Approximately 80% of current buildings will still be here in 2050, when the UK government expects to reach net zero emissions.
This highlights that, while easy to design and construct new buildings with sustainability ingrained into their structures, one of the biggest issues in addressing the climate emergency will be retrofitting existing commercial and housing stock to ensure it is properly insulated, uses renewable energy and meets climate goals.
Commercial landlords and asset managers particularly need to consider the cost of not addressing the urgent need for retrofitting in line with these goals, with the typically larger size of commercial premises naturally needing more heating and cooling, which accounts for the bulk of a building’s carbon footprint once operational.
Air-source heat pumps should be a primary tool for property owners to address carbon emissions. Although the new heat pumps subsidy is only for homeowners, commercial property owners and asset managers will need to consider the carbon savings and reputational advantage that come with enhanced sustainability, as well as EPC benefits.

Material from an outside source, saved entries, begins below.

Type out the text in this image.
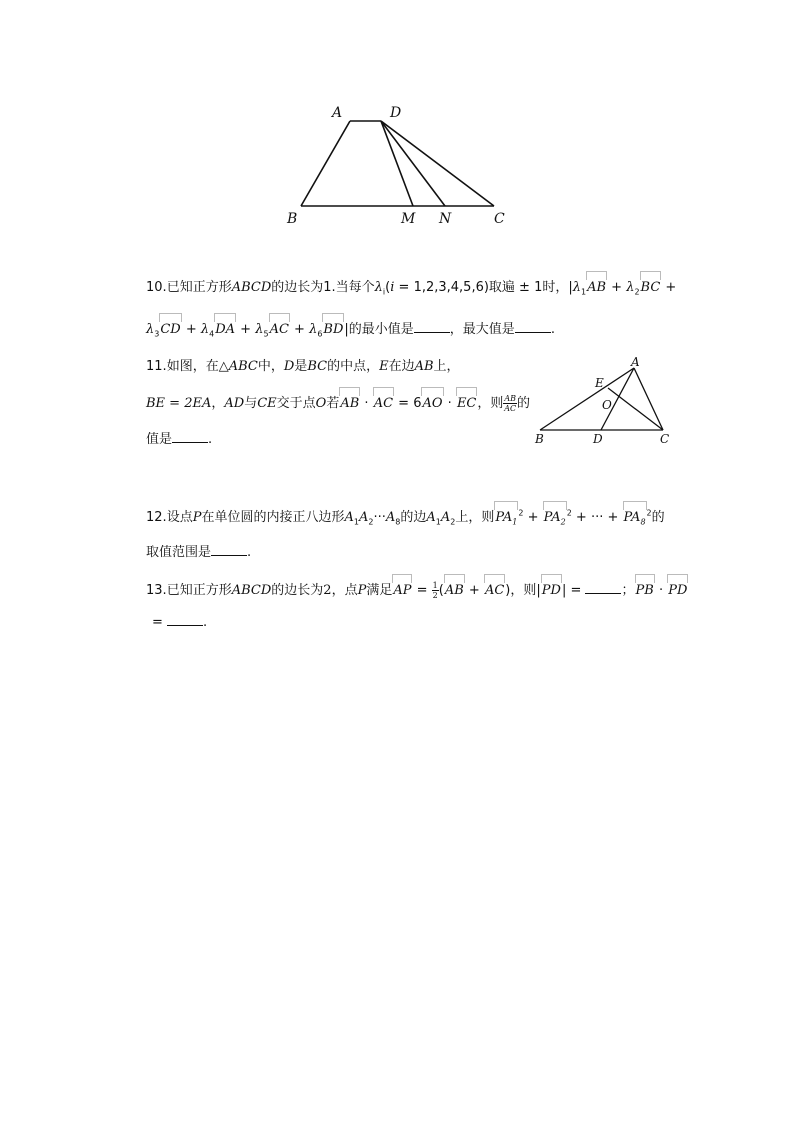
A	D
B	M N	C
10.已知正方形ABCD的边长为1.当每个$\lambda_i(i = 1,2,3,4,5,6)$取遍 ± 1时，$|\lambda_1AB + \lambda_2BC$ +
$\lambda_3CD + \lambda_4DA + \lambda_5AC + \lambda_6BD|$的最小值是	，最大值是	.
11.如图，在△ABC中，D是BC的中点，E在边AB上，
BE = 2EA，AD与CE交于点O若AB · AC = 6AO · EC，则 $\frac{AB}{AC}$ 的
值是	.
A
E
O
B	D	C
12.设点P在单位圆的内接正八边形$A_1A_2\cdot\cdot\cdot A_8$的边$A_1A_2$上，则$PA_1^2 + PA_2^2$ + ··· + $PA_8^2$的
取值范围是	.
13.已知正方形ABCD的边长为2，点P满足AP = $\frac{1}{2} (AB + AC)$，则|PD| =	；PB · PD
=	.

While new-builds are often favoured, we may see more existing buildings being taken back to their concrete core or frames in order to repurpose as much of the structure as possible. While not always possible, there are significant energy and carbon emission savings in terms of less concrete use, reduced construction waste and also programme savings.
In the future, it may be that new buildings are designed to better allow for this from the outset so they can be reclad, or the frame and core reused more easily.
Environmentalists often talk about the cost of climate inaction, particularly on a national or global scale, but there is significant capital outlay associated with environmental improvements that cannot be overlooked.
If the long-term operational savings associated with those installation costs were more clearly expressed from the outset, then the financial costs of retrofitting to net zero may be more palatable.